KedaiPena.Com – Pemerintahan Joko Widodo (Jokowi) dan Jusuf Kalla (JK) menargetkan 20 juta wisatawan di tahun 2019. Untuk mengejar target tersebut pemerintah membangun 10 Destinasi Wisata Prioritas untuk dijadikan Bali-Bali baru.
Selain 10 destinasi tersebut, pemerintah melalui Kementerian Pariwisata (Kemenpar) dan Kementerian Desa Pembangunan Daerah Tertinggal dan Transmigrasi (Kemendes) juga mengembangkan potensi desa-desa untuk dijadikan sebuah destinasi wisata baru.

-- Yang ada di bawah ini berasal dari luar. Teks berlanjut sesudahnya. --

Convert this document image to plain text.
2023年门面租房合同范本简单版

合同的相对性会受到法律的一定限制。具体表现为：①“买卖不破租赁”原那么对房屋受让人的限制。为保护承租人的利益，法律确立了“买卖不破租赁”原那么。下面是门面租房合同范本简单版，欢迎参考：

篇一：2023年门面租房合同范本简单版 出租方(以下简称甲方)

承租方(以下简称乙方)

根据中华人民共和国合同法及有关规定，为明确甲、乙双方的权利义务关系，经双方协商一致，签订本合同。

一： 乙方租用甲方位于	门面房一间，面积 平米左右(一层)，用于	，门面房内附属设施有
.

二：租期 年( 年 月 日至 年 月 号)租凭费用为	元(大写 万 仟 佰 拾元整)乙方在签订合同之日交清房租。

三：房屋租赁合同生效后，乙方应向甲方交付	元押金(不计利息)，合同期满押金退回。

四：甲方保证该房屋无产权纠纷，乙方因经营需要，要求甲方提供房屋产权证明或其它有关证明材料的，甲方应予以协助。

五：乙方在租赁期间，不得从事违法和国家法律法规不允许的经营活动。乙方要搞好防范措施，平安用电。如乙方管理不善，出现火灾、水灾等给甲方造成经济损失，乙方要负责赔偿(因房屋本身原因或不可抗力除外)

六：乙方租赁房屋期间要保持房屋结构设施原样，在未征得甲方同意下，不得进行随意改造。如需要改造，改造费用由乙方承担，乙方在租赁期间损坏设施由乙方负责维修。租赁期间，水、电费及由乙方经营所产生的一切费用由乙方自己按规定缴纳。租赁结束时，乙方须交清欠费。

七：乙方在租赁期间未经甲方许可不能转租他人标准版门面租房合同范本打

Penggiat Pariwisata, Teguh Hartano menilai bahwa potensi Desa Wisata sebagai sebuah destinasi baru untuk mengejar target yang diwacanakan oleh pemerintah sangat besar. Namun, tetap harus melewati seleksi untuk pemilihan desa wisata yang tepat.
“Tidak semua desa itu bisa dikembangkan sebagai desa wisata. Harus diseleksi prioritas-prioritas lokasi mana yang menarik tergantung daya tarik nilai obyeknya. Supaya objeknya benar-benar menarik bagi turis lokal dan internasional,” ujar dia kepada KedaiPena.Com di Kampus Sekolah Tinggi Pariwisata (STP) Bandung, ditulis Rabu (6/12).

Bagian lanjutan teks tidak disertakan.